Personal information
- Born: 29 October 1990 (age 34) Kogarah, New South Wales, Australia
- Height: 185 cm (6 ft 1 in)
- Weight: 93 kg (14 st 9 lb)

Playing information
- Position: Centre, Fullback
Club
| Years | Team | Pld | T | G | FG | P |
| 2012–13 | Gold Coast Titans | 10 | 1 | 0 | 0 | 4 |
- Source: Rugby League Project, As of 30 October 2023

= Jamie Dowling =

Australian rugby league footballer

Jamie Dowling (born 29 October 1990) is an Australian professional rugby league footballer for the Burleigh Bears of the Intrust Super Cup. He is the grandson of former St. George Dragons and Queensland hooker, John Dowling.

==Early career==
Born in Sydney but raised on the Gold Coast, Dowling began playing rugby league for Brighton Seagulls in Sydney before moving to the Burleigh Bears under 10's. Dowling continued playing for the Bears through his teenage years where he was a part of the Parramatta Eels development squad from 2005 to 2007.

==Gold Coast==
A graduate of Marymount College, Dowling played for the Gold Coast Titans SG Ball side in 2008, before joining their National Youth Competition team for 2009. During his two years in the Toyota Cup, Dowling played 39 games, scored 6 tries and helped the Titans to the finals in 2010.
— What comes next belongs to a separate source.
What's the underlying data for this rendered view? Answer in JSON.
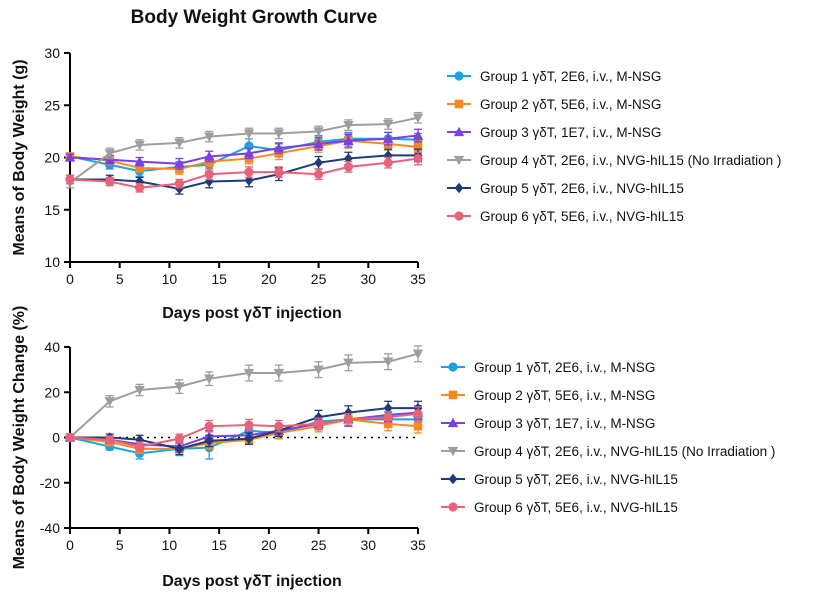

In 2011, Dowling re-joined his junior club, Burleigh, and cemented a spot in their Queensland Cup side at fullback. He was one of the Bears most consistent players in 2011, and was rewarded with a spot in the Titans full-time training squad for 2012.

Dowling made his first grade debut at fullback, in the Titans round 14 loss to the Cronulla-Sutherland Sharks.

==Burleigh==
Between 2015 and 2018, Dowling played for Queensland Cup side Burleigh making 69 appearances. On 29 September 2016, Dowling was sentenced to 200 hours of community service and fined $500 after pleading guilty to possessing and supplying cocaine. The charges dated back to 2014.